The frequent appearance of queues of desperate motorists at filling stations in search of Premium Motor Spirit, otherwise known as petrol, could affect the Christmas and New Year festivities, oil marketers stated on Friday.
It was also gathered that oil marketers were now free to sell petrol at any rate as the Federal Government was no more restraining them from dispensing the commodity at a regulated price.
Fuel queues have continued to appear and disappear since January this year despite the hike in the cost of the commodity by oil marketers without any approval from the Federal Government or sanctions imposed on them.
Rather than speak on the matter, the Federal Government, through its Nigeria Midstream and Downstream Petroleum Regulatory Authority, chose to remain mute.
Officials of the agency neither answered calls, nor replied to text messages sent to their mobile phones on issues of the scarcity of petrol nationwide.
Similarly, the sole importer of PMS into the country, the Nigerian National Petroleum Company Limited, has refused to make any comment on the development.
The NMDPRA, in its report on product sufficiency on Thursday, however, claimed that there was 33.17-day sufficiency of PMS in the country as of November 24, 2022. It also stated that about 2.1 billion litres of petrol was in stock despite the widespread queues nationwide.
But oil marketers countered the government as they argued that there had been concerns around logistics and the supply of products by the national oil company and sole importer.
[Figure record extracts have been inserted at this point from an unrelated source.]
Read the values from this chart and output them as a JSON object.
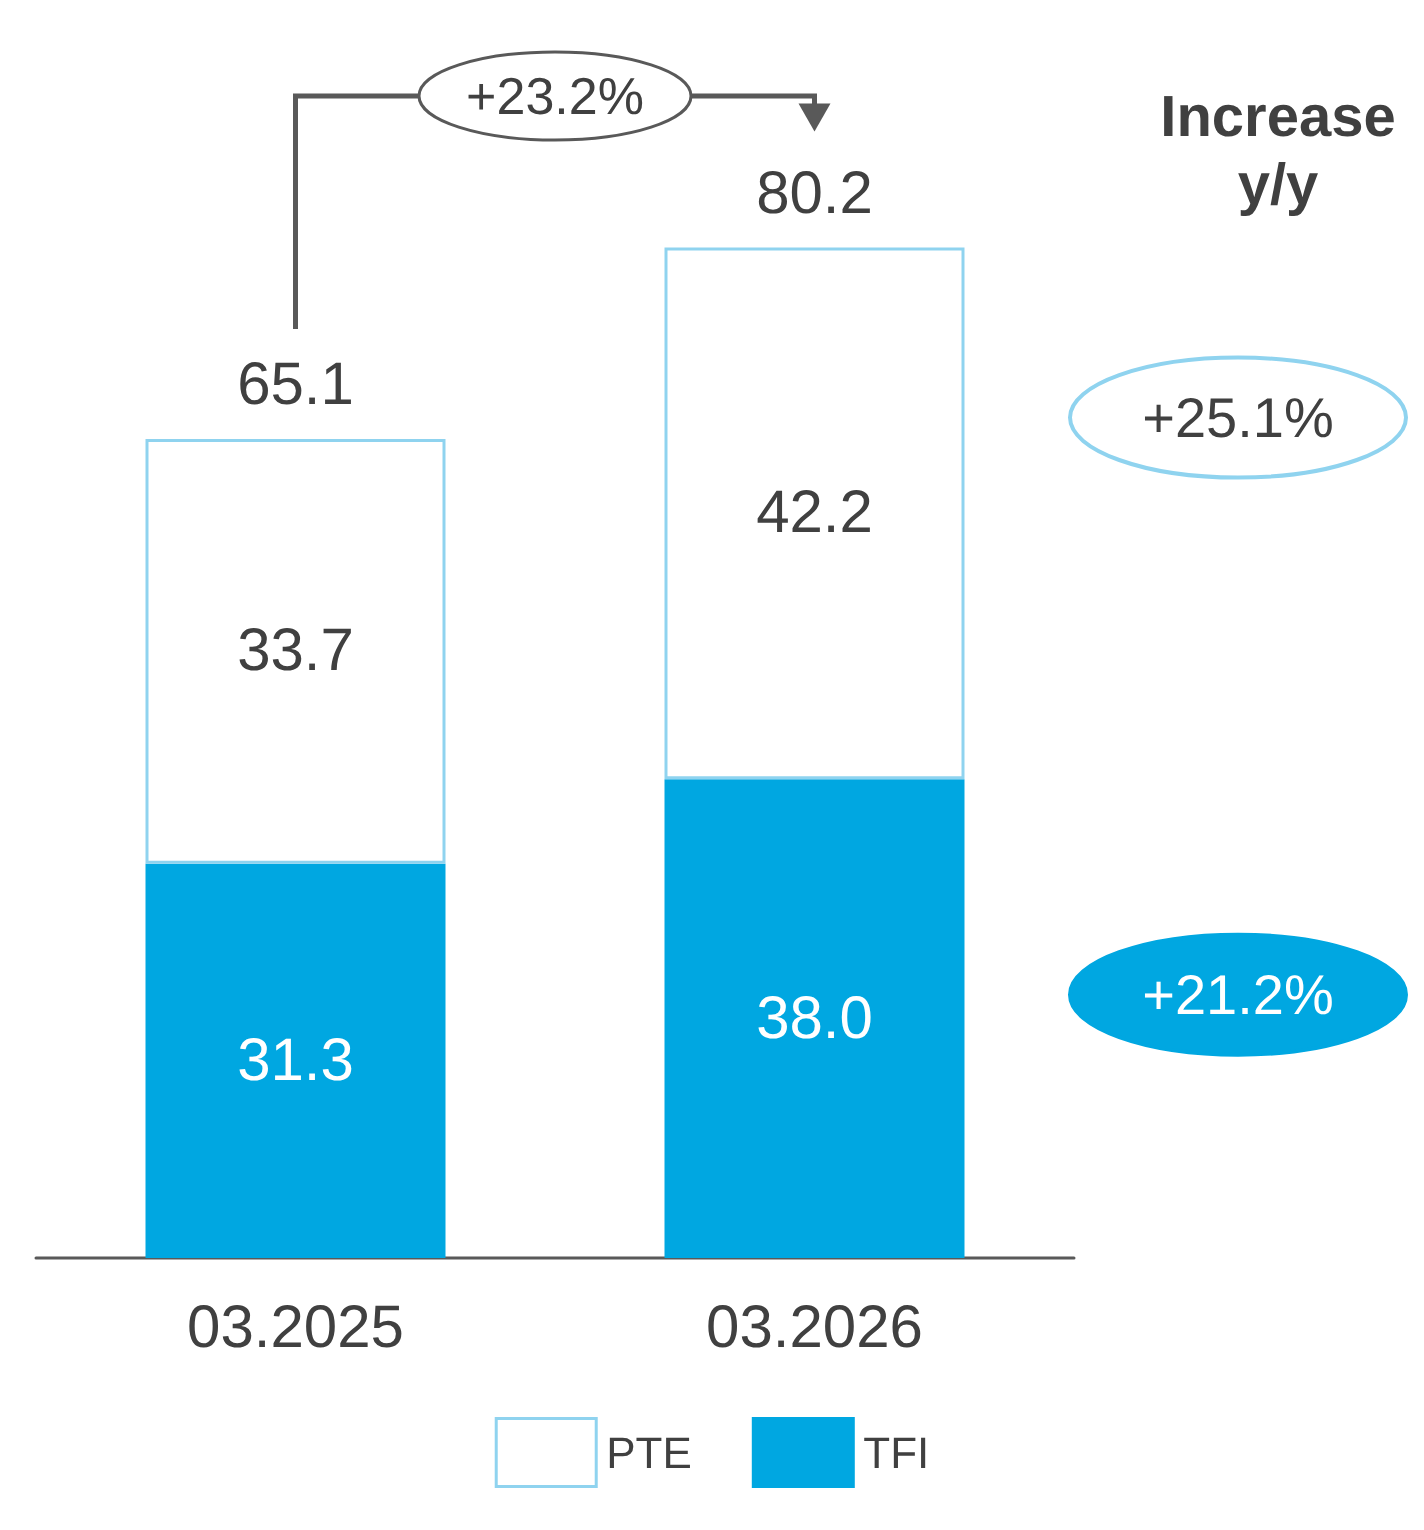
{
  "chart_data": {
    "type": "bar",
    "stacked": true,
    "categories": [
      "03.2025",
      "03.2026"
    ],
    "series": [
      {
        "name": "TFI",
        "color": "#00a7e1",
        "values": [
          31.3,
          38.0
        ],
        "value_labels": [
          "31.3",
          "38.0"
        ]
      },
      {
        "name": "PTE",
        "color": "#ffffff",
        "values": [
          33.7,
          42.2
        ],
        "value_labels": [
          "33.7",
          "42.2"
        ]
      }
    ],
    "totals": [
      "65.1",
      "80.2"
    ],
    "legend": "bottom",
    "annotations": [
      "+23.2%",
      "Increase\ny/y",
      "+25.1%",
      "+21.2%"
    ]
  }
}
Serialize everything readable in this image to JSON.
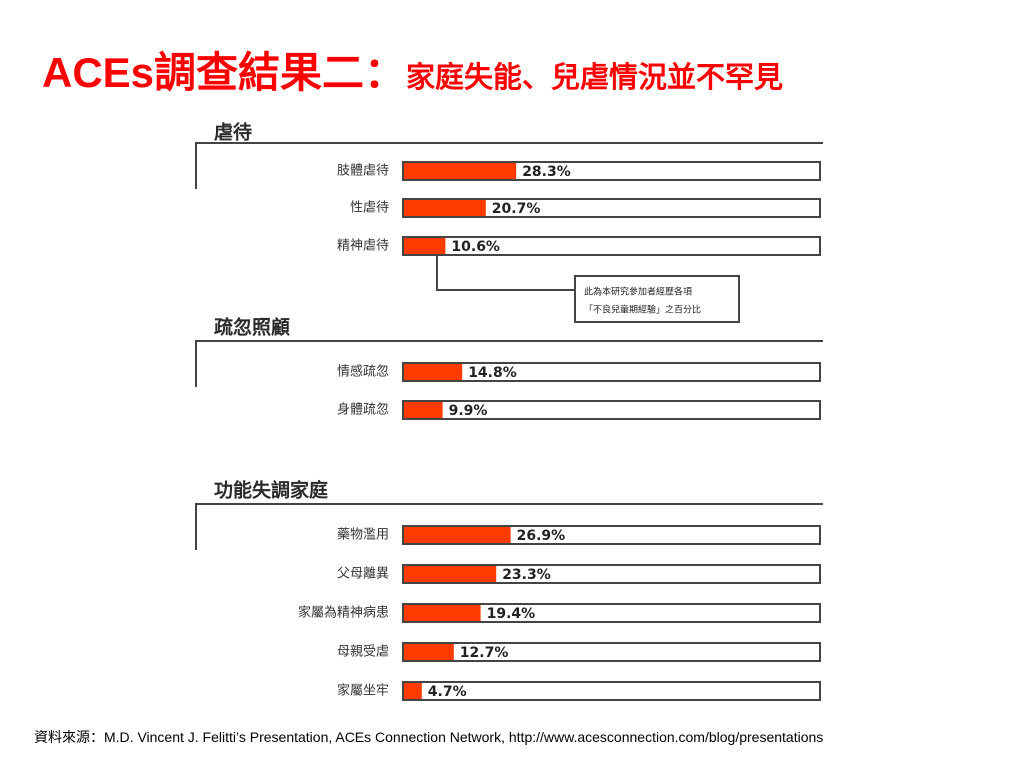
{
  "title": {
    "main": "ACEs調查結果二：",
    "sub": "家庭失能、兒虐情況並不罕見"
  },
  "source": "資料來源：M.D. Vincent J. Felitti’s Presentation, ACEs Connection Network, http://www.acesconnection.com/blog/presentations",
  "colors": {
    "title": "#ff0000",
    "bar": "#ff3b00",
    "frame": "#444444"
  },
  "chart_data": {
    "type": "bar",
    "orientation": "horizontal",
    "unit": "%",
    "xlim": [
      0,
      100
    ],
    "note": [
      "此為本研究參加者經歷各項",
      "「不良兒童期經驗」之百分比"
    ],
    "groups": [
      {
        "name": "虐待",
        "categories": [
          "肢體虐待",
          "性虐待",
          "精神虐待"
        ],
        "values": [
          28.3,
          20.7,
          10.6
        ],
        "labels": [
          "28.3%",
          "20.7%",
          "10.6%"
        ]
      },
      {
        "name": "疏忽照顧",
        "categories": [
          "情感疏忽",
          "身體疏忽"
        ],
        "values": [
          14.8,
          9.9
        ],
        "labels": [
          "14.8%",
          "9.9%"
        ]
      },
      {
        "name": "功能失調家庭",
        "categories": [
          "藥物濫用",
          "父母離異",
          "家屬為精神病患",
          "母親受虐",
          "家屬坐牢"
        ],
        "values": [
          26.9,
          23.3,
          19.4,
          12.7,
          4.7
        ],
        "labels": [
          "26.9%",
          "23.3%",
          "19.4%",
          "12.7%",
          "4.7%"
        ]
      }
    ]
  }
}
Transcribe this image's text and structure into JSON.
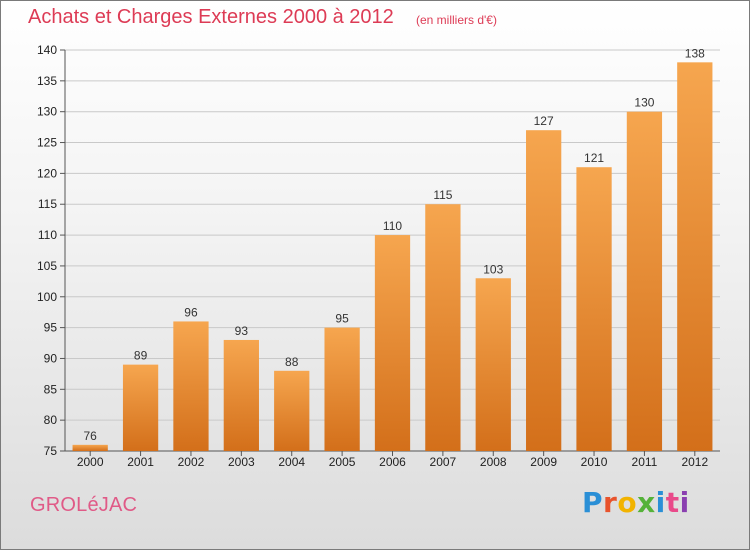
{
  "chart_data": {
    "type": "bar",
    "title": "Achats et Charges Externes 2000 à 2012",
    "subtitle": "(en milliers d'€)",
    "categories": [
      "2000",
      "2001",
      "2002",
      "2003",
      "2004",
      "2005",
      "2006",
      "2007",
      "2008",
      "2009",
      "2010",
      "2011",
      "2012"
    ],
    "values": [
      76,
      89,
      96,
      93,
      88,
      95,
      110,
      115,
      103,
      127,
      121,
      130,
      138
    ],
    "ylim": [
      75,
      140
    ],
    "yticks": [
      75,
      80,
      85,
      90,
      95,
      100,
      105,
      110,
      115,
      120,
      125,
      130,
      135,
      140
    ],
    "grid": true,
    "colors": {
      "bar_top": "#f6a64f",
      "bar_bottom": "#d36f1a",
      "grid": "#c9c9c9"
    }
  },
  "footer": {
    "location": "GROLéJAC",
    "brand": "Proxiti",
    "brand_colors": [
      "#2a8fd6",
      "#e8532c",
      "#f2b300",
      "#55b23a",
      "#2a8fd6",
      "#e94a8a",
      "#8a3fb0"
    ]
  }
}
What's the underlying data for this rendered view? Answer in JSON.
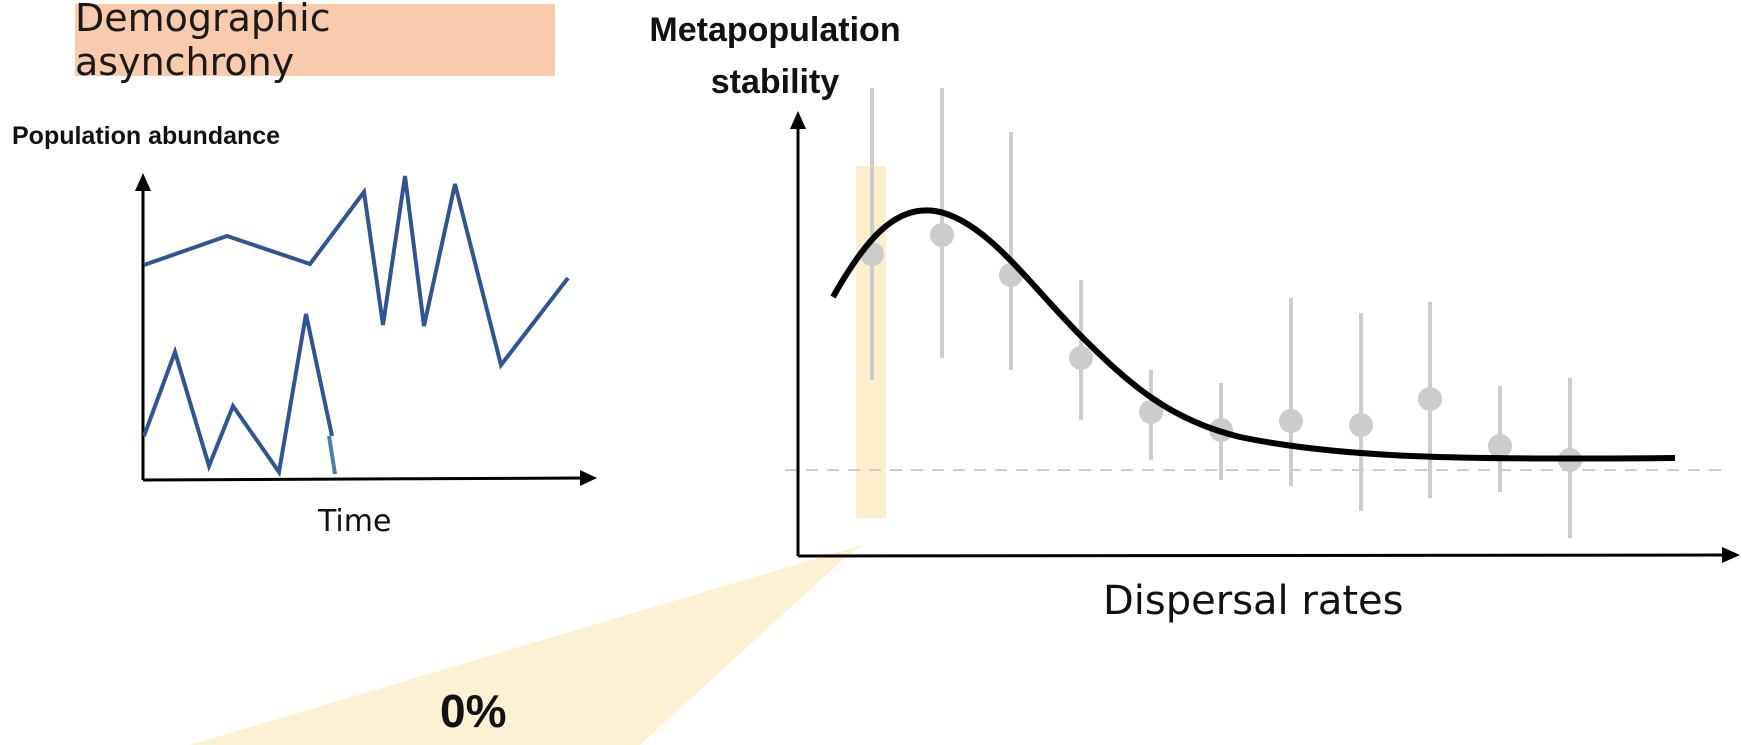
{
  "left_panel": {
    "tag": "Demographic asynchrony",
    "y_axis_label": "Population abundance",
    "x_axis_label": "Time"
  },
  "right_panel": {
    "y_axis_label": "Metapopulation stability",
    "x_axis_label": "Dispersal rates"
  },
  "callout": {
    "value": "0%"
  },
  "colors": {
    "tag_background": "#f9cbac",
    "series_line": "#2f5592",
    "highlight": "#fdeecd",
    "points": "#cfcfcf",
    "curve": "#000000"
  }
}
They also stated that some new charges had been introduced in the downstream oil sector, which had given rise to a hike in the ex-depot price of petrol, adding that all these concerns could further make the current fuel queues to linger beyond December.
“Recently, there have been a lot of charges that marketers pay. There are some charges that the NNPC adds to the pump price, but recently we were told to be prepared to bear freight charges and others,” a major marketer, who pleaded not to be named due to lack of authorisation, stated.
The official added, “Also, pipeline charges that used to be 50 kobo before, are now N1 per litre. Now, these charges force depot owners to increase their ex-depot rates as against the one proposed by the NNPC.
“These and more concerns have led to the crisis in the downstream sector and it may stretch till December or even beyond if nothing tangible is done to address the challenges.”
Asked if the government was no more concerned about the pump price of petrol, the marketer replied, “Nobody cares about how much you sell now. That is why you cannot see the NNPC ex-depot prices to be the same in all the depots.
“There are some changes in rates now, which the NNPC cannot accommodate and they have to push it to marketers to absorb. This is why you see people sell at different rates.”